Il existe aussi le regime de la communauté universelle avec clause d'attribution intégrale au survivant. Dans ce cas, la totalite des biens communs revient au conjoint survivant sans passer par la succession. Les enfants n'héritent qu'au second décès. C'est la protection maximale du conjoint, mais elle peut léser les enfants (surtout ceux d'un premier lit) et engendrer un cout fiscal élevé au second décès. Un notaire peut vous aider a évaluer si ce regime est adapte a votre situation. Pour mieux comprendre les implications fiscales, consultez notre guide sur la fiscalité de la succession ainsi que les frais de notaire en succession.
8. Conjoint pacsé vs conjoint marié : des droits très différents
Il est essentiel de comprendre que le partenaire de PACS n'hérite pas automatiquement. C'est l'une des différences les plus importantes entre le mariage et le PACS, et elle est souvent meconnue. Sans testament, le partenaire pacsé ne recoit strictement rien de la succession, meme après des dizaines d'années de vie commune.
Pour qu'un partenaire pacsé hérite, il faut impérativement rédiger un testament en sa faveur. Meme dans ce cas, les droits restent limites : le partenaire pacsé ne peut recevoir que la quotite disponible, c'est-a-dire la part du patrimoine dont le défunt peut disposer librement après déduction de la réserve héréditaire des enfants.

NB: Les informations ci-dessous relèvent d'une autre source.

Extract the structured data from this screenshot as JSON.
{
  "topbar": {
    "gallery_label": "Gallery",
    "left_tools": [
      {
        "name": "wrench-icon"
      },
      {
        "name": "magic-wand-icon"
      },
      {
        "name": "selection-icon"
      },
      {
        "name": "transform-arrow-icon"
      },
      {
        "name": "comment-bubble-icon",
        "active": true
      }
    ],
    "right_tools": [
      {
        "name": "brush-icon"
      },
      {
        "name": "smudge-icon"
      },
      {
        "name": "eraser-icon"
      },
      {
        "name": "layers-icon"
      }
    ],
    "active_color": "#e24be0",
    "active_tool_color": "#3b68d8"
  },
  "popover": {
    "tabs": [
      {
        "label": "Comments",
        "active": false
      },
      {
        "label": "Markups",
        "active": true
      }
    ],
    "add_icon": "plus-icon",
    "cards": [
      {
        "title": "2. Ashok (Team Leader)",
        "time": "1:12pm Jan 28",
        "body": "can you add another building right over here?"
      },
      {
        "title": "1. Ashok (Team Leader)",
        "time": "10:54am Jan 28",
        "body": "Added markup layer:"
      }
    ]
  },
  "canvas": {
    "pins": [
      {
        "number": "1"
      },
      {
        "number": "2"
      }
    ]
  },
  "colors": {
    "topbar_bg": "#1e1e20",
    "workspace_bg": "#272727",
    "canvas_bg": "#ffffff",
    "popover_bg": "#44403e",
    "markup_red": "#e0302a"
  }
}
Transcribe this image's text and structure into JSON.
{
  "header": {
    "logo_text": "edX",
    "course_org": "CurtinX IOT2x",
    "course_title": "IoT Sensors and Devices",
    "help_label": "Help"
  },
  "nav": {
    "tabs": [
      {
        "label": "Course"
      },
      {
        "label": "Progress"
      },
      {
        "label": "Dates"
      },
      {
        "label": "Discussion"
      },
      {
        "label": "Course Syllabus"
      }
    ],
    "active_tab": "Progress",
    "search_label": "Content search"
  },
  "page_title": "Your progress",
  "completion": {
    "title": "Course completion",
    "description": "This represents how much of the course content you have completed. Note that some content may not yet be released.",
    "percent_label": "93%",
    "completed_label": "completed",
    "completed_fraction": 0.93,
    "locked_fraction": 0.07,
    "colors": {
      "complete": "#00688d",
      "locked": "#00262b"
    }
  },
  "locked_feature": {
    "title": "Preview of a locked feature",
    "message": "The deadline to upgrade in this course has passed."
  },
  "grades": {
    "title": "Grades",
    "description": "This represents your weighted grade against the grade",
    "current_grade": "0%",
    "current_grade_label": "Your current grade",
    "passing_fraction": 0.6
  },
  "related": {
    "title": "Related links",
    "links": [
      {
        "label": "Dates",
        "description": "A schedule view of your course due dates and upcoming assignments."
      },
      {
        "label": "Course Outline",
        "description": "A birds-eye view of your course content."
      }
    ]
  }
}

En présence de trois enfants, cela ne représente qu'un quart du patrimoine.
Le partenaire pacsé bénéficie toutefois d'un avantage fiscal non négligeable : comme le conjoint marié, il est totalement exonéré de droits de succession sur ce qu'il recoit. Il bénéficie également du droit de jouissance gratuite du logement pendant un an (article 763 du Code civil), mais il ne dispose pas du droit viager d'habitation réservé au conjoint marié.
Si vous etes pacsé et souhaitez protéger votre partenaire, la combinaison d'un testament, d'une assurance-vie (qui echappe en partie aux règles successorales) et éventuellement d'un achat immobilier en indivision ou en tontine est fortement recommandée. Consultez un notaire pour établir une stratégie adaptee a votre situation. Le mariage reste toutefois la protection la plus complète que le droit francais offre au conjoint survivant.